Fin dalle prime immagini del film la malattia di Anna viene presentata con chiarezza e semplicità, la sua scheda clinica viene letta dalla calda e solida voce di Bianca (Lilla Brignone) che descrive la gravità della sofferenza mentale in cui la giovane paziente si trova. Allo spettatore solo poche concessioni estetiche ai fini dello spettacolo, la materia è insidiosa e la scelta è di raccontarla con distaccata limpidezza, guardarla con occhio asciutto; gli ambienti sono pochi e sempre gli stessi, rari gli esterni, predominano il bianco e i colori freddi, gli effetti ‘flou’ per i ricordi di Anna. 

Una regia rigorosa che adotta un linguaggio semplice ma per questo efficace, una struttura narrativa in cui le protagoniste, Bianca e Anna, sono lo ‘spettacolo’ da osservare con partecipazione, condividendo il loro dramma intimo e personale che Risi ha rappresentato con straordinaria umanità e attraverso cui il film si lascia perdonare qualche ingenuità e schematizzazione. 
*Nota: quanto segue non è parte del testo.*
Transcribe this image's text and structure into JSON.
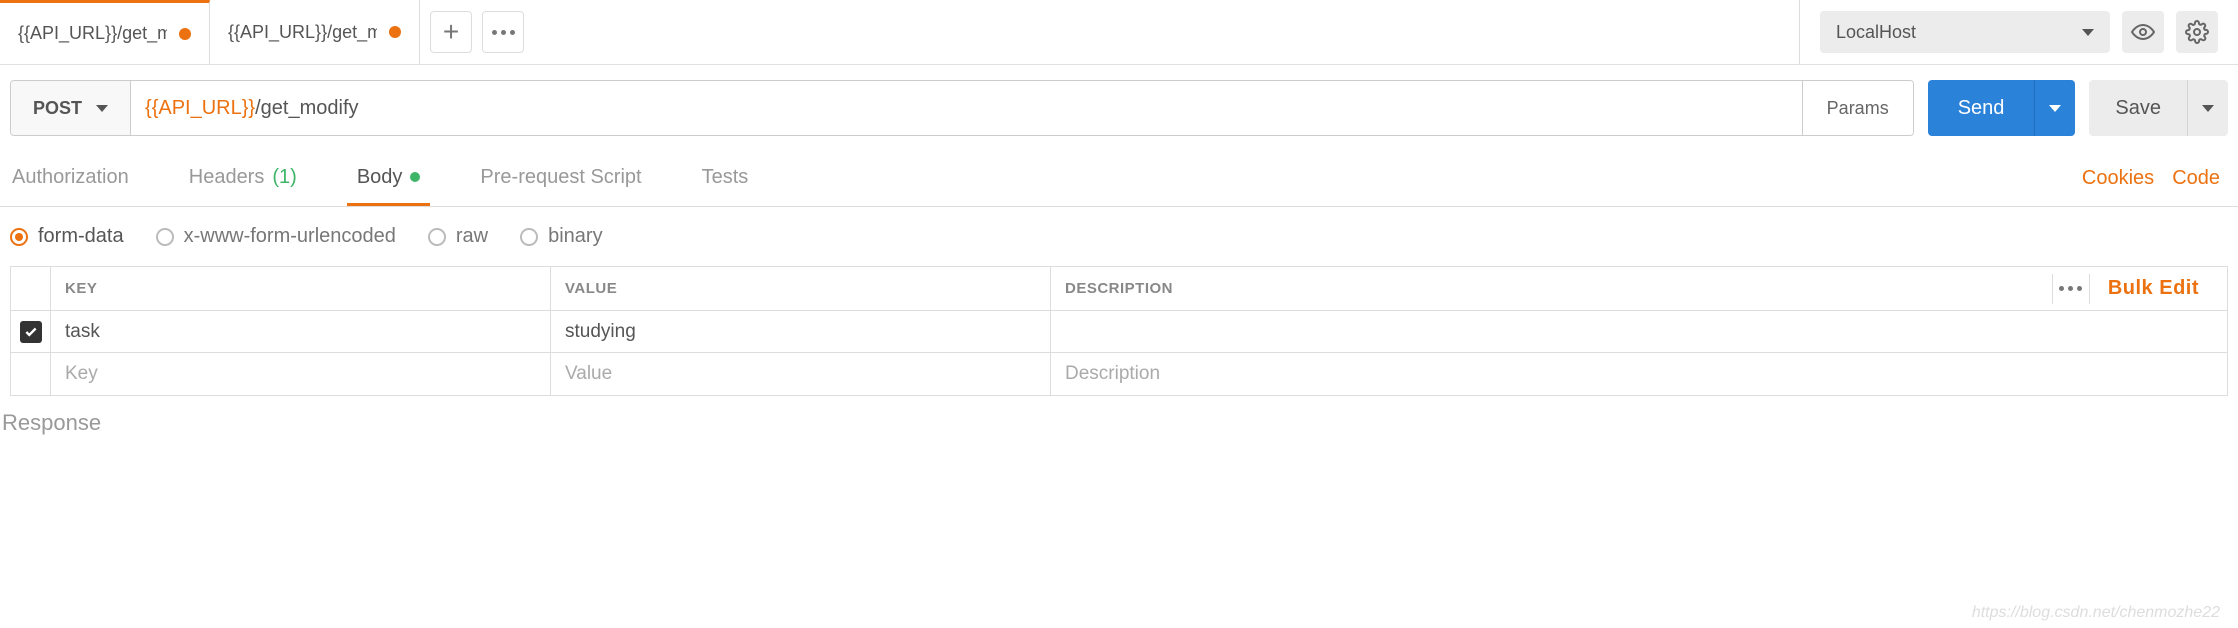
{
  "tabs": [
    {
      "label": "{{API_URL}}/get_modif",
      "unsaved": true,
      "active": true
    },
    {
      "label": "{{API_URL}}/get_modif",
      "unsaved": true,
      "active": false
    }
  ],
  "environment": {
    "selected": "LocalHost"
  },
  "request": {
    "method": "POST",
    "url_var": "{{API_URL}}",
    "url_path": "/get_modify",
    "params_label": "Params",
    "send_label": "Send",
    "save_label": "Save"
  },
  "request_tabs": {
    "authorization": "Authorization",
    "headers_label": "Headers",
    "headers_count": "(1)",
    "body_label": "Body",
    "prerequest_label": "Pre-request Script",
    "tests_label": "Tests",
    "cookies_label": "Cookies",
    "code_label": "Code"
  },
  "body_types": {
    "formdata": "form-data",
    "urlencoded": "x-www-form-urlencoded",
    "raw": "raw",
    "binary": "binary",
    "selected": "form-data"
  },
  "kv": {
    "header_key": "KEY",
    "header_value": "VALUE",
    "header_desc": "DESCRIPTION",
    "bulk_edit": "Bulk Edit",
    "rows": [
      {
        "checked": true,
        "key": "task",
        "value": "studying",
        "description": ""
      }
    ],
    "empty_key": "Key",
    "empty_value": "Value",
    "empty_desc": "Description"
  },
  "response_label": "Response",
  "watermark": "https://blog.csdn.net/chenmozhe22"
}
Per la difficile interpretazione delle due protagoniste, il regista, scelse una toccante Margarita Lozano nella parte di Madame Blanche e Ghislaine D’Orsay, all’epoca esordiente di soli diciassette anni e candidata come migliore attrice nel ruolo di Anna. 
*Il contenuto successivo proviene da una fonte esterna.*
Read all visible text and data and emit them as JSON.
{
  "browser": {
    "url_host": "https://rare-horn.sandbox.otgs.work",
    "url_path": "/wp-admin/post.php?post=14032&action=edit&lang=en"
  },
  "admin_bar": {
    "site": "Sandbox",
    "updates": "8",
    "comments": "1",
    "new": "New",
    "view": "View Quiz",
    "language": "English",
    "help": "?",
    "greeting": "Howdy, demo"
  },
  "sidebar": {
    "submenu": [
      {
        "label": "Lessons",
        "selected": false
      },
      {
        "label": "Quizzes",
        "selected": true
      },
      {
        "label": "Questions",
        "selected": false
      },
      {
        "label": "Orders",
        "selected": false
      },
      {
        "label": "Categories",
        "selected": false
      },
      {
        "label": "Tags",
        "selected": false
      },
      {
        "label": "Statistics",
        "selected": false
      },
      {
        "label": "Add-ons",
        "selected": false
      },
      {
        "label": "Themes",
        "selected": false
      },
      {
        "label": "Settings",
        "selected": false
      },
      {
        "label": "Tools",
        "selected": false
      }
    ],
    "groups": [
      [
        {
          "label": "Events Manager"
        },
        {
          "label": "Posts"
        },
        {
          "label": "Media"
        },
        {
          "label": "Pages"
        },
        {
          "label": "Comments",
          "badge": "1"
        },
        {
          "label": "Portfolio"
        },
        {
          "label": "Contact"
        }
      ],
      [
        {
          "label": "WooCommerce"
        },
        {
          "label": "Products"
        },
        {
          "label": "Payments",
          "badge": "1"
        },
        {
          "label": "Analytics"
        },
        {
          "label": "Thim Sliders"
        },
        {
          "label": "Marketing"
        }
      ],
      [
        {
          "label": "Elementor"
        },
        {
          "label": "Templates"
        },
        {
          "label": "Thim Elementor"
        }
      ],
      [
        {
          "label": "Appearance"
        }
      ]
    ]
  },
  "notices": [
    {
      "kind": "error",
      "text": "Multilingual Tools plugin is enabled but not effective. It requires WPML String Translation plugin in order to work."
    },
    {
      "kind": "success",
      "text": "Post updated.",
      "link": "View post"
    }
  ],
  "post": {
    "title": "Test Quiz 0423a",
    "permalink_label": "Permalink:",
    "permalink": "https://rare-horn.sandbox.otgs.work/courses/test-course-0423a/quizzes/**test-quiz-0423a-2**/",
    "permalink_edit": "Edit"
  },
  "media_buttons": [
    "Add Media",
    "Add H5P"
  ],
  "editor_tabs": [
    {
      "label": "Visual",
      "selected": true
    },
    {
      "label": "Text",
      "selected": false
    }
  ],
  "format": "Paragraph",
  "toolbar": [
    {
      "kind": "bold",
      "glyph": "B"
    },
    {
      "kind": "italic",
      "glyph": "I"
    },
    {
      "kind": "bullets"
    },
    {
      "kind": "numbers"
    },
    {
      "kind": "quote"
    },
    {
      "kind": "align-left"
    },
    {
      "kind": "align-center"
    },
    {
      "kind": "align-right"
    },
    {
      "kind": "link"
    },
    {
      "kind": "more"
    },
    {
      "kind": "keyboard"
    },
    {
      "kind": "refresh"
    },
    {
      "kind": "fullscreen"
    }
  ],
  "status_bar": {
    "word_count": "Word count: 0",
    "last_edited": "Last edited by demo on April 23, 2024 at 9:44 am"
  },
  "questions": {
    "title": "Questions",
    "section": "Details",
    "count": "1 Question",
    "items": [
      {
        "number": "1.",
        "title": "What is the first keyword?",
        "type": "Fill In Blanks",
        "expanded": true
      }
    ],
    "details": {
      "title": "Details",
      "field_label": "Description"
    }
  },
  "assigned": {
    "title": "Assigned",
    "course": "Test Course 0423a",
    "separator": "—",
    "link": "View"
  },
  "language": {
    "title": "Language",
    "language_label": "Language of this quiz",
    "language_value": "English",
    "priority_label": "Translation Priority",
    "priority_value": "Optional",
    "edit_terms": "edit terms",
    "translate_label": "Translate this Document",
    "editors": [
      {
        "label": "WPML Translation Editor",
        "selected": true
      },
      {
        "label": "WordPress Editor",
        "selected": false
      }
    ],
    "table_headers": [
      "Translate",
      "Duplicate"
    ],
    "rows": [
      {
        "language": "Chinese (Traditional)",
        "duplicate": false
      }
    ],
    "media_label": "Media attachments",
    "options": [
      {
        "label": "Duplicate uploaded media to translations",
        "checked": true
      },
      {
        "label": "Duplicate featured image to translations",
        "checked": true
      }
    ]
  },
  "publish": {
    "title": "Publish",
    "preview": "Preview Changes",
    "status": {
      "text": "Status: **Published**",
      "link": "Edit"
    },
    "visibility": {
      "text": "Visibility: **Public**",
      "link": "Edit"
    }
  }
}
Il film, presentato alla XXIX Mostra Internazionale d’Arte Cinematografica di Venezia(1968) e al 61° Festival (2008) nella sezione Ici & Ailleurs,  fu applauditissimo e accolto con grande favore della critica più progressista, che ne apprezzò il coraggio e il rigore con cui approfondisce, senza cadere nello spettacolare, la sofferenza psichica. Due Nastri d’Argento, 9 International Awards  e la candidatura all’Oscar nel 1969 comprovarono il successo del film. 
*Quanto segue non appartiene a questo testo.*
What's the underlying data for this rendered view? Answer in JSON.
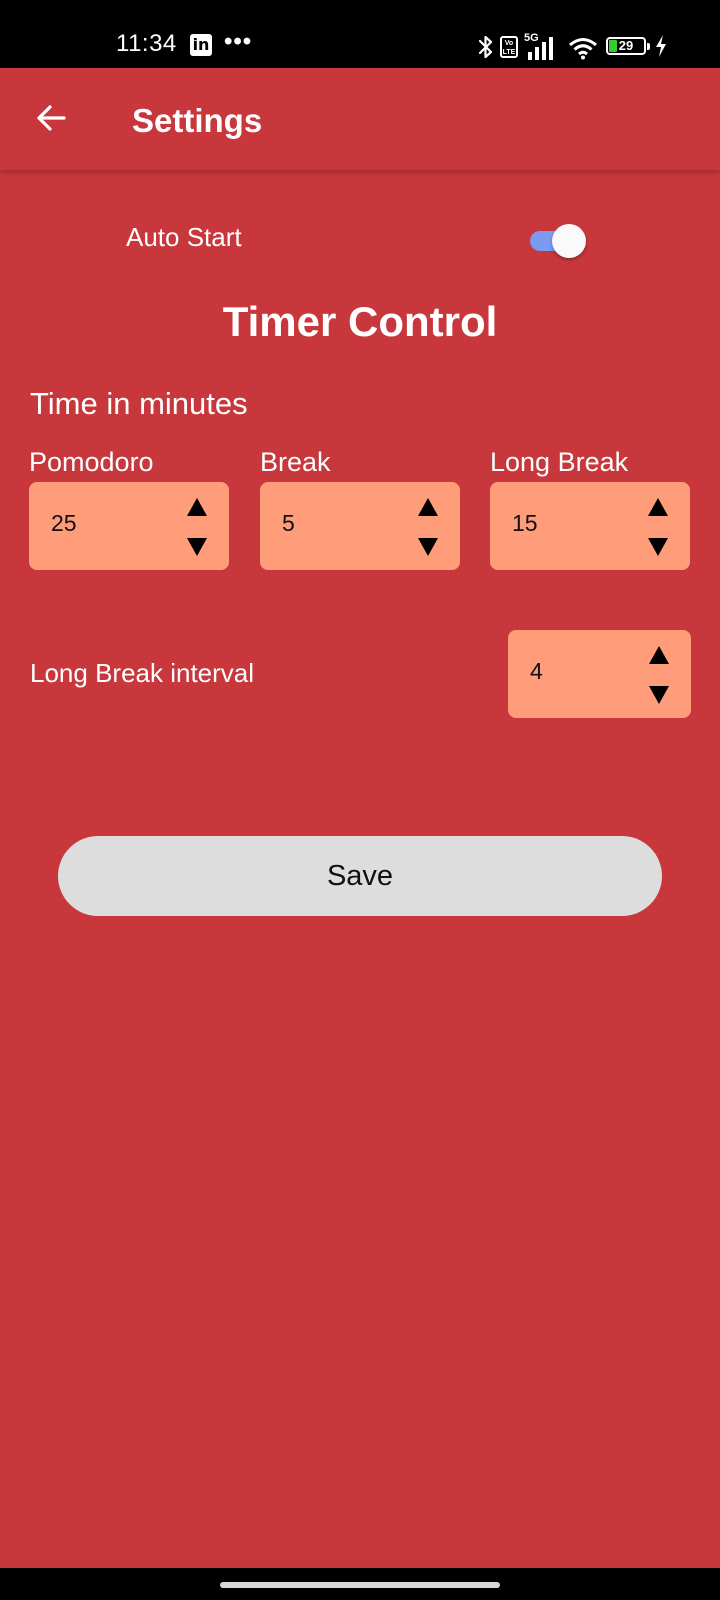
{
  "status_bar": {
    "time": "11:34",
    "linkedin_icon": "in",
    "more": "•••",
    "volte": "Vo LTE",
    "network": "5G",
    "battery": "29"
  },
  "app_bar": {
    "title": "Settings",
    "back_icon": "arrow-left-icon"
  },
  "settings": {
    "auto_start_label": "Auto Start",
    "auto_start_on": true,
    "section_title": "Timer Control",
    "subsection_label": "Time in minutes",
    "fields": [
      {
        "label": "Pomodoro",
        "value": "25"
      },
      {
        "label": "Break",
        "value": "5"
      },
      {
        "label": "Long Break",
        "value": "15"
      }
    ],
    "interval": {
      "label": "Long Break interval",
      "value": "4"
    },
    "save_label": "Save"
  },
  "colors": {
    "background": "#c7373b",
    "stepper": "#ff9c7a",
    "toggle_track": "#7b9af0",
    "button": "#dddddd"
  }
}
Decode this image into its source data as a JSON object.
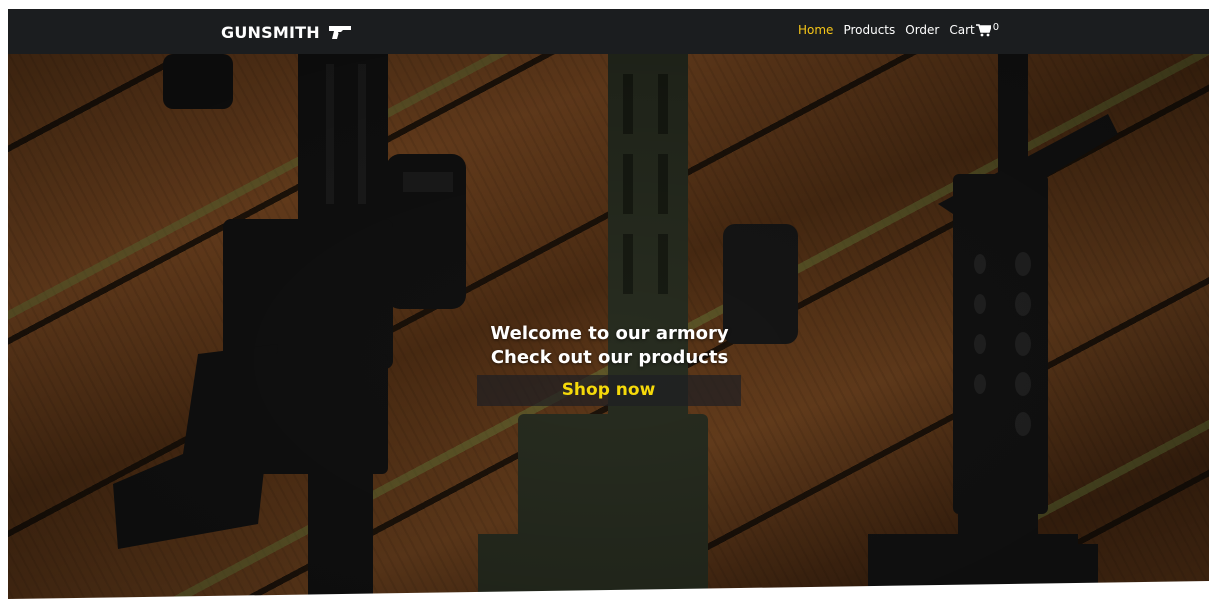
{
  "brand": {
    "name": "GUNSMITH",
    "icon": "pistol-icon"
  },
  "nav": {
    "items": [
      {
        "label": "Home",
        "active": true
      },
      {
        "label": "Products",
        "active": false
      },
      {
        "label": "Order",
        "active": false
      },
      {
        "label": "Cart",
        "active": false
      }
    ],
    "cart_icon": "shopping-cart-icon",
    "cart_count": "0"
  },
  "hero": {
    "line1": "Welcome to our armory",
    "line2": "Check out our products",
    "cta_label": "Shop now"
  },
  "colors": {
    "navbar_bg": "#1b1d1f",
    "accent_yellow": "#f5c518",
    "cta_text": "#f5d90a",
    "text_white": "#ffffff"
  }
}
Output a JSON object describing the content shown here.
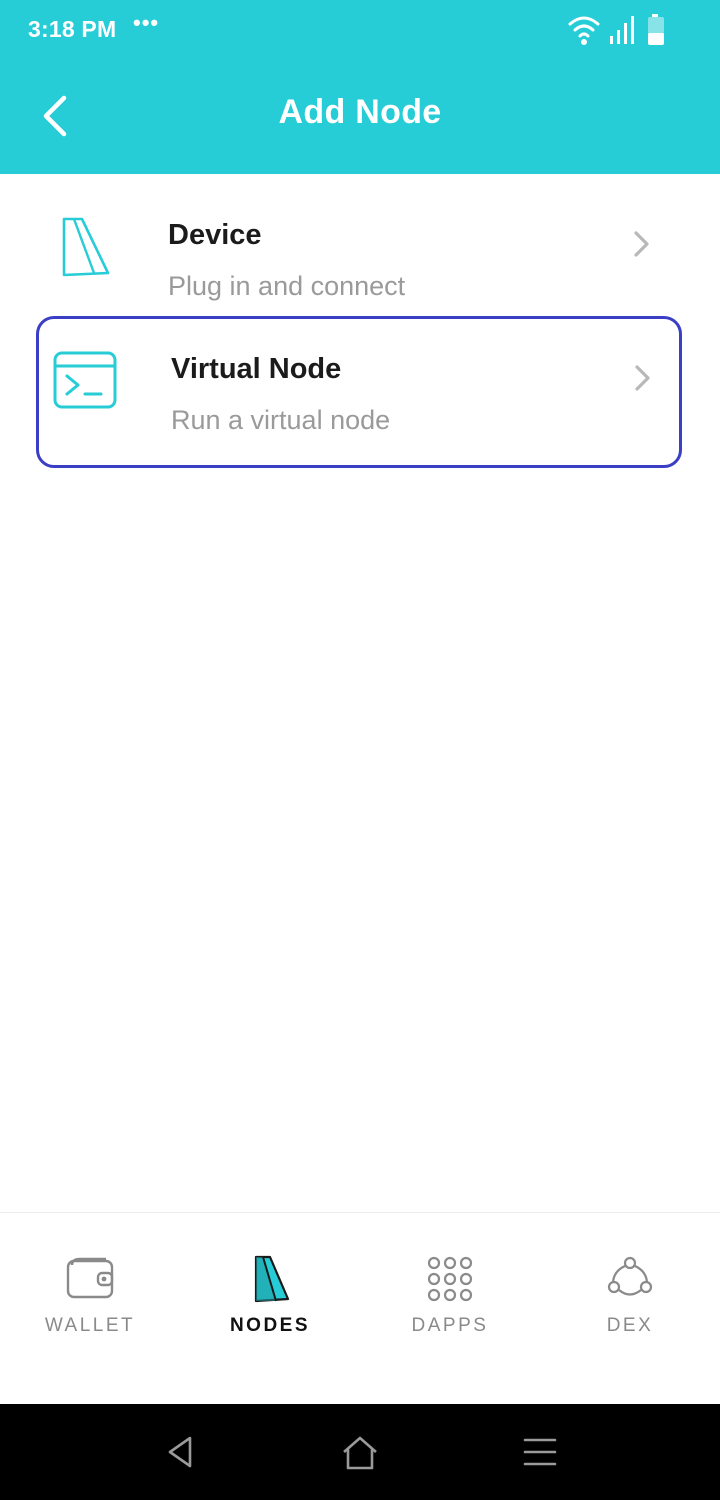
{
  "status_bar": {
    "time": "3:18 PM",
    "dots": "•••"
  },
  "header": {
    "title": "Add Node"
  },
  "items": [
    {
      "title": "Device",
      "subtitle": "Plug in and connect",
      "icon": "device-icon"
    },
    {
      "title": "Virtual Node",
      "subtitle": "Run a virtual node",
      "icon": "terminal-icon"
    }
  ],
  "bottom_nav": [
    {
      "label": "WALLET",
      "icon": "wallet-icon",
      "active": false
    },
    {
      "label": "NODES",
      "icon": "nodes-icon",
      "active": true
    },
    {
      "label": "DAPPS",
      "icon": "grid-icon",
      "active": false
    },
    {
      "label": "DEX",
      "icon": "dex-icon",
      "active": false
    }
  ],
  "colors": {
    "accent": "#26ccd6",
    "selection_border": "#3b3fc6"
  }
}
Un successo documentato anche dalla quantità di elogi che riempì la critica dell’epoca:  “Anche se si possono, nel film, riscontrare intenti didattici e scientifici nella descrizione della cura di un caso di schizofrenia, il regista è riuscito con uno stile asciutto e vigoroso insieme a ricreare un dramma intimo sotto il profilo umano e a suscitare una viva partecipazione nello spettatore. Di rilievo l’interpretazione”. (Segnalazioni cinematografiche, vol. 66, 1969). “Un film scommessa che Nelo Risi vince d’un lampo, grazie a un’intelligenza nel vedere e una penetrazione nel sentire, tanto più rare quanto più gravi sono i rischi che il cinema corre quando corteggia la psicoanalisi” (Giovanni Grazzini, Il Corriere della Sera, 7 settembre 1968). “Anche se si possono, nel film, riscontrare intenti didattici e scientifici nella descrizione della cura di un caso di schizofrenia, il regista è riuscito con uno stile asciutto e vigoroso insieme a ricreare un dramma intimo sotto il profilo umano e a suscitare una viva partecipazione nello spettatore. Di rilievo l’interpretazione”. (Segnalazioni cinematografiche, vol. 66, 1969).

Il processo terapeutico narrato nel film e dunque la sua qualità da un punto di vista psicoanalitico lascia certo qualche riserva, prima fra tutte l’idealizzazione dell’analista che in soli 18 mesi compie una sorta di salvifico miracolo. Non va però dimenticato che lo scopo di Nelo Risi è la rappresentazione di un metodo volto a entrare nel mondo della paziente attraverso un attento ascolto empatico da parte della psicoanalista. Lo spostamento della diagnosi sulla persona, anziché sulla malattia, al fine di umanizzare e non stigmatizzare è quello che il regista si prefigge, con successo, per tutta la durata del film. 

 L’argomento è quindi complesso, ma ritengo che in ogni caso dobbiamo a questo libro e a questo film un’importante precisazione. Freud nel 1932 (Nuova serie delle Lezioni introduttive alla psicoanalisi, lezione XXXIV) parla di “totale inaccessibilità della psicosi da parte della terapia psicoanalitica”. E, un po’ più avanti, sempre a proposito delle psicosi, dice: “Noi le comprendiamo al punto che sapremmo benissimo dove inserire le leve, ma queste non sarebbero in grado di smuovere il peso”. Renée, all’inizio della sua malattia,  fu inviata a Madame Secheaye non per essere sottoposta alla psicoanalisi  ma per essere aiutata a trovare un modo per comunicare la sua sofferenza psichica. A rigore, dunque, Madame Blanche non conduce una psicoanalisi di una schizofrenica, giacché la tecnica e il setting psicoanalitico sono del tutto alterati o addirittura assenti, bensì usa la propria formazione di psicoanalista  e un modello teorico relativo alla schizofrenia per costruire un setting e una tecnica specifici. È, insomma, una psicoanalista che cura una schizofrenica allo scopo di aiutarla a recuperare quanto più possibile della sua vita, da cui i sintomi della malattia l’avevano estraniata, e non una psicoanalista che sottopone ad analisi una schizofrenica: “Il concetto di guarigione non è un concetto metafisico, ma un concetto pratico” (C. Musatti, in Diario di una schizofrenica, pag. XIII). 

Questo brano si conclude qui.